Cybercrime complaints to the FBI exceeded 300,000 in 2017 with an estimated loss of almost $1,500,000,000. The thing is, the Department of Justice estimates that only 1 in 7 criminal incidents are ever reported. That brings the estimated totals to 2,100,000 incidents and $10,500,000,000 in losses. Why is that?
First of all, if you believed you caused the attack because of an error in judgment, chances are you aren’t going to be so fast in letting anyone know. Neither would your employees. Now, very few employees, fortunately, are going to actively work at allowing cyber intrusions into your network, but simply clicking on a deceptively realistic looking phishing or spear-phishing email can open the door.
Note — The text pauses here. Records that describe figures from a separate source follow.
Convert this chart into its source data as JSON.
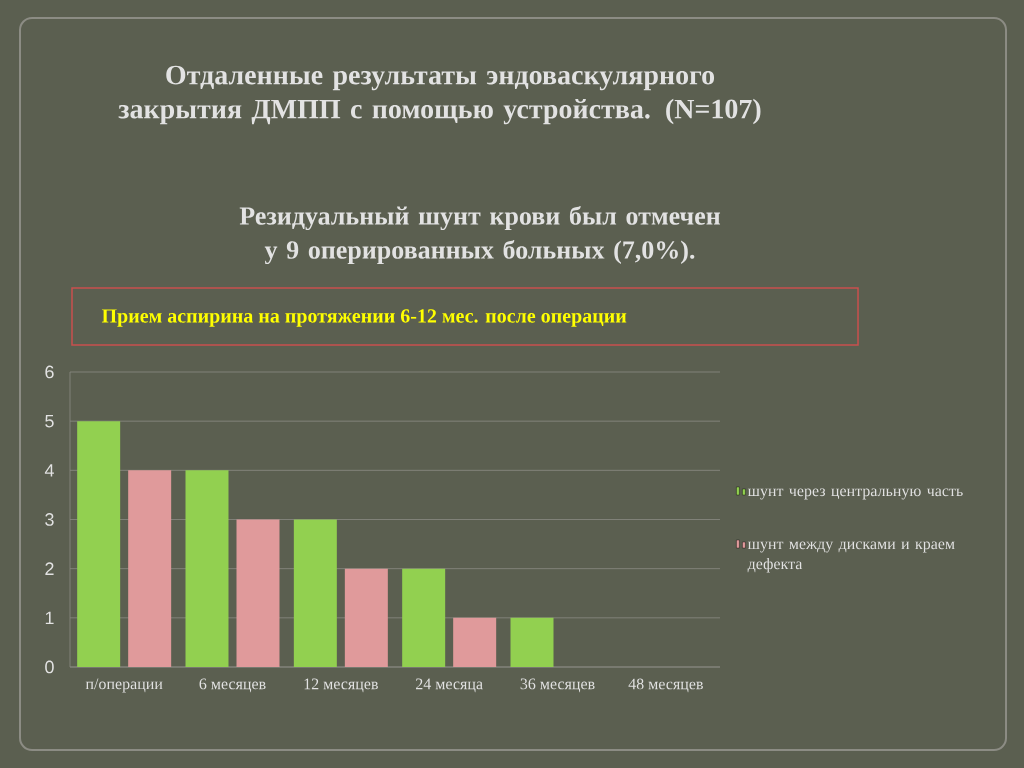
{
  "chart_data": {
    "type": "bar",
    "title": "Отдаленные результаты эндоваскулярного закрытия ДМПП с помощью устройства. (N=107)",
    "subtitle": "Резидуальный шунт крови был отмечен у 9 оперированных больных (7,0%).",
    "annotations": [
      "Прием аспирина на протяжении 6-12 мес. после операции"
    ],
    "categories": [
      "п/операции",
      "6 месяцев",
      "12 месяцев",
      "24 месяца",
      "36 месяцев",
      "48 месяцев"
    ],
    "series": [
      {
        "name": "шунт через центральную часть",
        "color": "#92d050",
        "values": [
          5,
          4,
          3,
          2,
          1,
          0
        ]
      },
      {
        "name": "шунт между дисками и краем дефекта",
        "color": "#e09a9b",
        "values": [
          4,
          3,
          2,
          1,
          0,
          0
        ]
      }
    ],
    "ylim": [
      0,
      6
    ],
    "yticks": [
      0,
      1,
      2,
      3,
      4,
      5,
      6
    ],
    "grid": "y",
    "legend": "right"
  }
}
Companies with effective in-house or managed IT support providers can usually determine whose mistake it was, but for many small to mid-sized businesses, the unintentional culprit will never be found.
But in some ways, that’s beside the point. The point is that your employees should have been well-trained enough that they aren’t susceptible to this kind of fraud.
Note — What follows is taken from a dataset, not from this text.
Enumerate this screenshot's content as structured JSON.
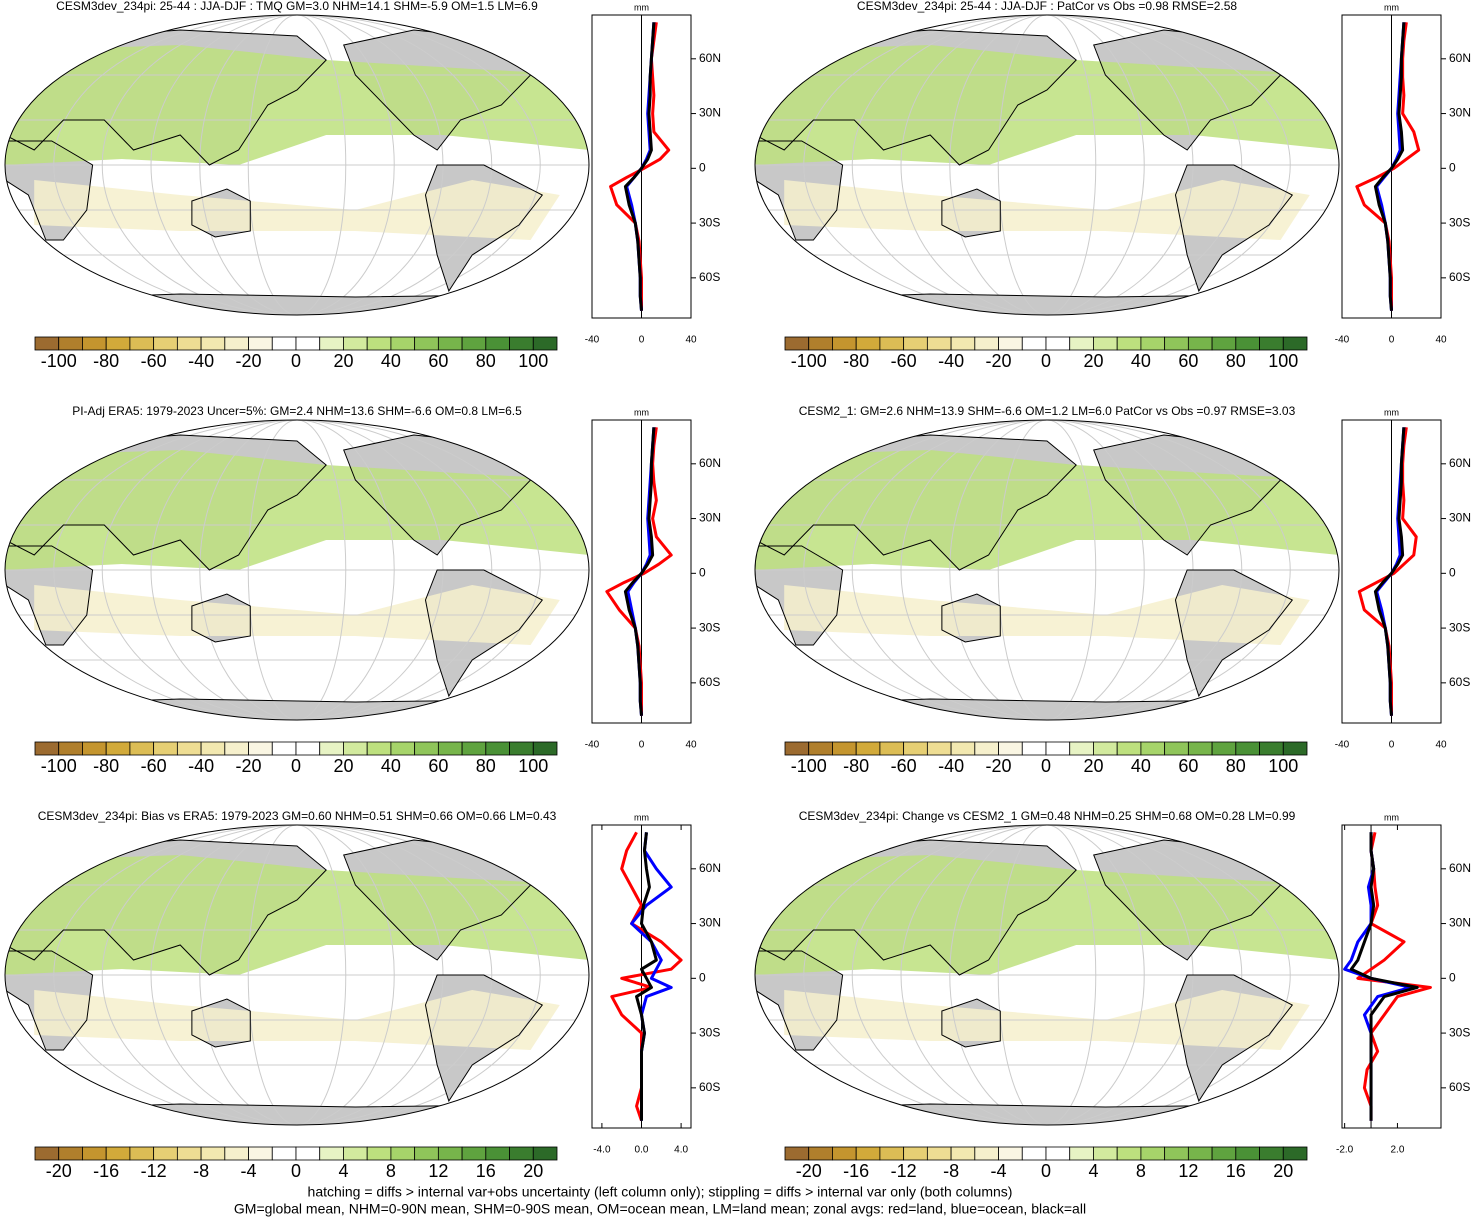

If you are the boss and you know about the cyber break-in, your attitude may be that it’s unlikely that the perpetrator will ever be found so why bother? You are also way more likely to pay a ransomware demand than report the crime. It just seems easier. Except that in about 20% of the cases, the de-encryption code you need to unlock your files either never arrives or doesn’t work. This 20% would have been much better off dealing with prevention than with trying to rectify a really tough situation.
There is another growing area of cyber-crime, although it is not committed through entry into your IT infrastructure. This is IT support fraud and in 2016 there were more than 10,000 cases reported. Again, law enforcement believes the 10,000 are the tip of the iceberg. The reported losses were $800 each on average. Most of these were perpetrated against individuals, not businesses, but in today’s work-world, with many people using their own devices for work, sensitive business information that resides on an employee’s personal laptop may be stolen and used for illegitimate purposes.
The gist of this blog is to encourage two things: first, report all cyber-crime. You can never tell which case will be the one to break open a crime ring. Second, make sure your employees are well-trained in cyber-crime prevention. Fact: most ransomware and other malware intrusions are caused by employee errors that can be prevented.